Just like the city rate adjustment, this proposed increase is subject to a public hearing, which is scheduled at 3:30 p.m. Tuesday, May 26.
“People can come to the hearing and say ‘raise them, don’t raise them, go to something intermediate,” Bruns said. “Nothing is a done deal.”
While he knows people naturally object to a rate increase, there is the issue of the regulatory agency that remains an immovable force in the equation.
“We have to comply with the regulation and we can’t without building the new facility,” he said. “If we’re in violation, the state law says it’s a minimum $3,000 fine for each day out of compliance.

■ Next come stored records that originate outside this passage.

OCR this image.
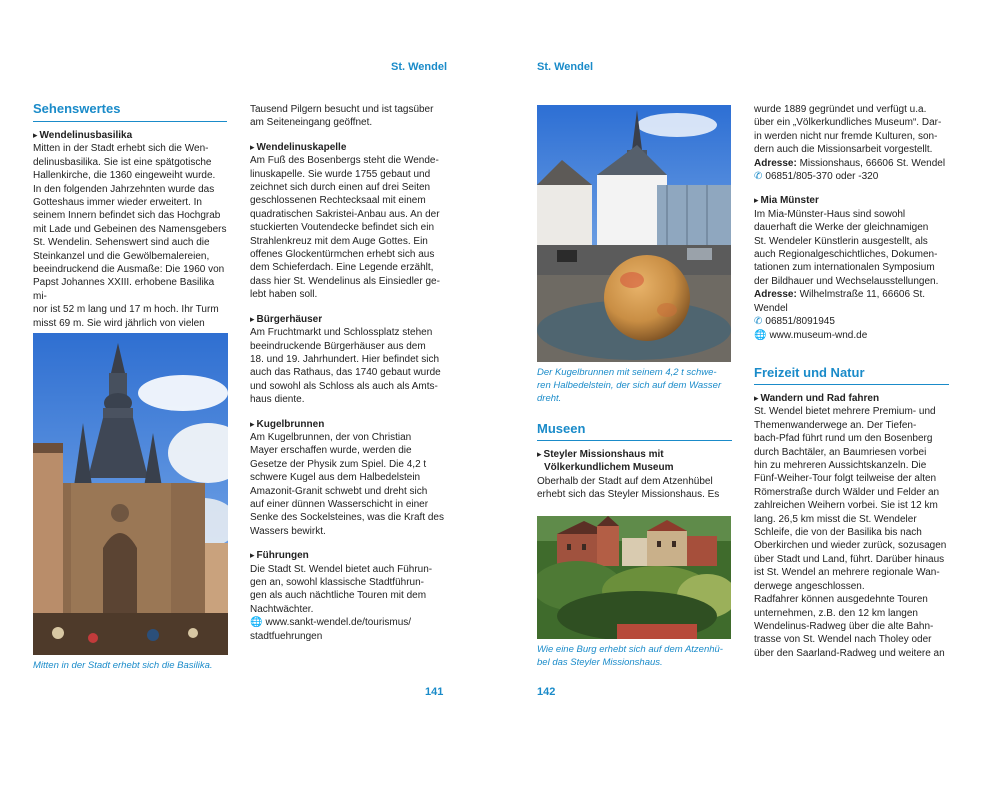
St. Wendel	St. Wendel
Sehenswertes

▸ Wendelinusbasilika

Mitten in der Stadt erhebt sich die Wen-

delinusbasilika. Sie ist eine spätgotische

Hallenkirche, die 1360 eingeweiht wurde.

In den folgenden Jahrzehnten wurde das

Gotteshaus immer wieder erweitert. In

seinem Innern befindet sich das Hochgrab

mit Lade und Gebeinen des Namensgebers

St. Wendelin. Sehenswert sind auch die

Steinkanzel und die Gewölbemalereien,

beeindruckend die Ausmaße: Die 1960 von

Papst Johannes XXIII. erhobene Basilika mi-

nor ist 52 m lang und 17 m hoch. Ihr Turm

misst 69 m. Sie wird jährlich von vielen

Mitten in der Stadt erhebt sich die Basilika.

Tausend Pilgern besucht und ist tagsüber

am Seiteneingang geöffnet.

▸ Wendelinuskapelle

Am Fuß des Bosenbergs steht die Wende-

linuskapelle. Sie wurde 1755 gebaut und

zeichnet sich durch einen auf drei Seiten

geschlossenen Rechtecksaal mit einem

quadratischen Sakristei-Anbau aus. An der

stuckierten Voutendecke befindet sich ein

Strahlenkreuz mit dem Auge Gottes. Ein

offenes Glockentürmchen erhebt sich aus

dem Schieferdach. Eine Legende erzählt,

dass hier St. Wendelinus als Einsiedler ge-

lebt haben soll.

▸ Bürgerhäuser

Am Fruchtmarkt und Schlossplatz stehen

beeindruckende Bürgerhäuser aus dem

18. und 19. Jahrhundert. Hier befindet sich

auch das Rathaus, das 1740 gebaut wurde

und sowohl als Schloss als auch als Amts-

haus diente.

▸ Kugelbrunnen

Am Kugelbrunnen, der von Christian

Mayer erschaffen wurde, werden die

Gesetze der Physik zum Spiel. Die 4,2 t

schwere Kugel aus dem Halbedelstein

Amazonit-Granit schwebt und dreht sich

auf einer dünnen Wasserschicht in einer

Senke des Sockelsteines, was die Kraft des

Wassers bewirkt.

▸ Führungen

Die Stadt St. Wendel bietet auch Führun-

gen an, sowohl klassische Stadtführun-

gen als auch nächtliche Touren mit dem

Nachtwächter.

🌐 www.sankt-wendel.de/tourismus/

stadtfuehrungen

141
Der Kugelbrunnen mit seinem 4,2 t schwe-
ren Halbedelstein, der sich auf dem Wasser
dreht.
Museen

▸ Steyler Missionshaus mit

Völkerkundlichem Museum

Oberhalb der Stadt auf dem Atzenhübel

erhebt sich das Steyler Missionshaus. Es

Wie eine Burg erhebt sich auf dem Atzenhü-
bel das Steyler Missionshaus.
142

wurde 1889 gegründet und verfügt u.a.

über ein „Völkerkundliches Museum“. Dar-

in werden nicht nur fremde Kulturen, son-

dern auch die Missionsarbeit vorgestellt.

Adresse: Missionshaus, 66606 St. Wendel

✆ 06851/805-370 oder -320

▸ Mia Münster

Im Mia-Münster-Haus sind sowohl

dauerhaft die Werke der gleichnamigen

St. Wendeler Künstlerin ausgestellt, als

auch Regionalgeschichtliches, Dokumen-

tationen zum internationalen Symposium

der Bildhauer und Wechselausstellungen.

Adresse: Wilhelmstraße 11, 66606 St.

Wendel

✆ 06851/8091945

🌐 www.museum-wnd.de

Freizeit und Natur

▸ Wandern und Rad fahren

St. Wendel bietet mehrere Premium- und

Themenwanderwege an. Der Tiefen-

bach-Pfad führt rund um den Bosenberg

durch Bachtäler, an Baumriesen vorbei

hin zu mehreren Aussichtskanzeln. Die

Fünf-Weiher-Tour folgt teilweise der alten

Römerstraße durch Wälder und Felder an

zahlreichen Weihern vorbei. Sie ist 12 km

lang. 26,5 km misst die St. Wendeler

Schleife, die von der Basilika bis nach

Oberkirchen und wieder zurück, sozusagen

über Stadt und Land, führt. Darüber hinaus

ist St. Wendel an mehrere regionale Wan-

derwege angeschlossen.

Radfahrer können ausgedehnte Touren

unternehmen, z.B. den 12 km langen

Wendelinus-Radweg über die alte Bahn-

trasse von St. Wendel nach Tholey oder

über den Saarland-Radweg und weitere an
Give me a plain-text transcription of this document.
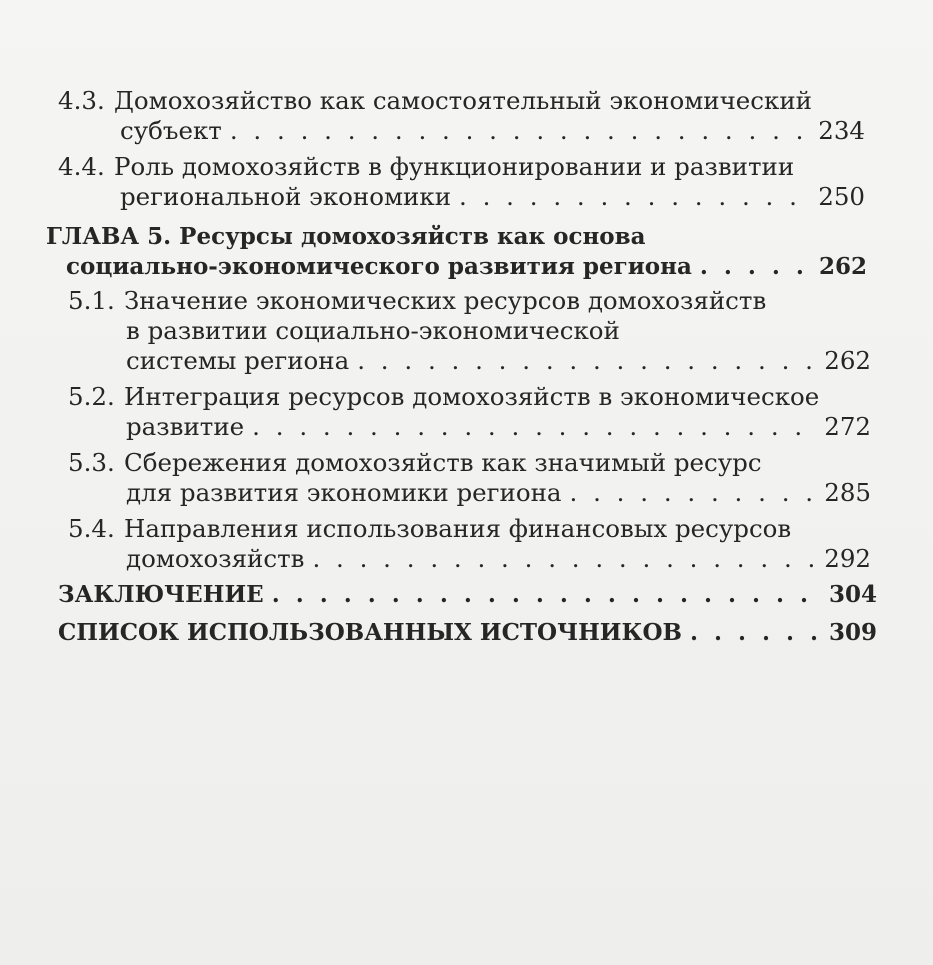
4.3. Домохозяйство как самостоятельный экономический
субъект . . .	234
4.4. Роль домохозяйств в функционировании и развитии
региональной экономики . . .	250
ГЛАВА 5. Ресурсы домохозяйств как основа
социально-экономического развития региона . . .	262
5.1. Значение экономических ресурсов домохозяйств
в развитии социально-экономической
системы региона . . .	262
5.2. Интеграция ресурсов домохозяйств в экономическое
развитие . . .	272
5.3. Сбережения домохозяйств как значимый ресурс
для развития экономики региона . . .	285
5.4. Направления использования финансовых ресурсов
домохозяйств . . .	292
ЗАКЛЮЧЕНИЕ . . .	304
СПИСОК ИСПОЛЬЗОВАННЫХ ИСТОЧНИКОВ . . .	309
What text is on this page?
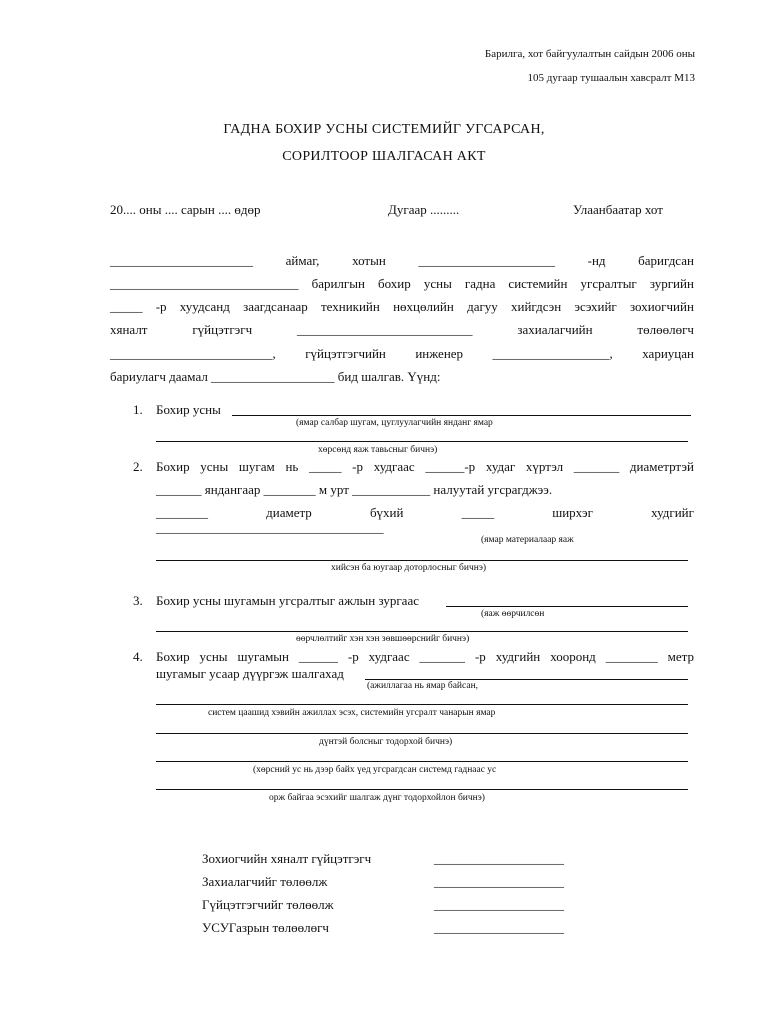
Барилга, хот байгуулалтын сайдын 2006 оны
105 дугаар тушаалын хавсралт М13
ГАДНА БОХИР УСНЫ СИСТЕМИЙГ УГСАРСАН,
СОРИЛТООР ШАЛГАСАН АКТ
20.... оны .... сарын .... өдөр	Дугаар .........	Улаанбаатар хот
______________________	аймаг,	хотын	_____________________	-нд	баригдсан
_____________________________ барилгын бохир усны гадна системийн угсралтыг зургийн
_____ -р хуудсанд заагдсанаар техникийн нөхцөлийн дагуу хийгдсэн эсэхийг зохиогчийн
хяналт	гүйцэтгэгч	___________________________	захиалагчийн	төлөөлөгч
_________________________, гүйцэтгэгчийн инженер __________________, хариуцан
бариулагч даамал ___________________ бид шалгав. Үүнд:
1. Бохир усны
(ямар салбар шугам, цуглуулагчийн янданг ямар
хөрсөнд яаж тавьсныг бичнэ)
2. Бохир усны шугам нь _____ -р худгаас ______-р худаг хүртэл _______ диаметртэй
_______ яндангаар ________ м урт ____________ налуутай угсрагджээ.
________	диаметр	бүхий	_____	ширхэг	худгийг
___________________________________
(ямар материалаар яаж
хийсэн ба юугаар доторлосныг бичнэ)
3. Бохир усны шугамын угсралтыг ажлын зургаас
(яаж өөрчилсөн
өөрчлөлтийг хэн хэн зөвшөөрснийг бичнэ)
4. Бохир усны шугамын ______ -р худгаас _______ -р худгийн хооронд ________ метр
шугамыг усаар дүүргэж шалгахад
(ажиллагаа нь ямар байсан,
систем цаашид хэвийн ажиллах эсэх, системийн угсралт чанарын ямар
дүнтэй болсныг тодорхой бичнэ)
(хөрсний ус нь дээр байх үед угсрагдсан системд гаднаас ус
орж байгаа эсэхийг шалгаж дүнг тодорхойлон бичнэ)
Зохиогчийн хяналт гүйцэтгэгч	____________________
Захиалагчийг төлөөлж	____________________
Гүйцэтгэгчийг төлөөлж	____________________
УСУГазрын төлөөлөгч	____________________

It adds up quickly.”
While homeowners’ rates are easy to compute, commercial properties would vary depending on use. Bruns said that restaurants would pay more than a store because they are dumping food down a drain and washing dishes, as opposed to just having a restroom. The size of each property and business would also vary the rate.
There is a way for customers to avoid or decrease their obligation to the agency. One is if they are on a septic system and not using the sewer at all, they do not pay.
The other is proving that you don’t use as much water as predicted.
“Our formula says that each home consumes 260 gallons of water per day. If you can demonstrate, by using 12 months of water bills, that your water consumption is significantly below that, you qualify for a reduction.
Bruns said that property owners using less than 123,000 cubic feet of water per month qualify for a 25 percent reduction; those using less than 98,000 cubic feet of water per month get a 40 percent reduction.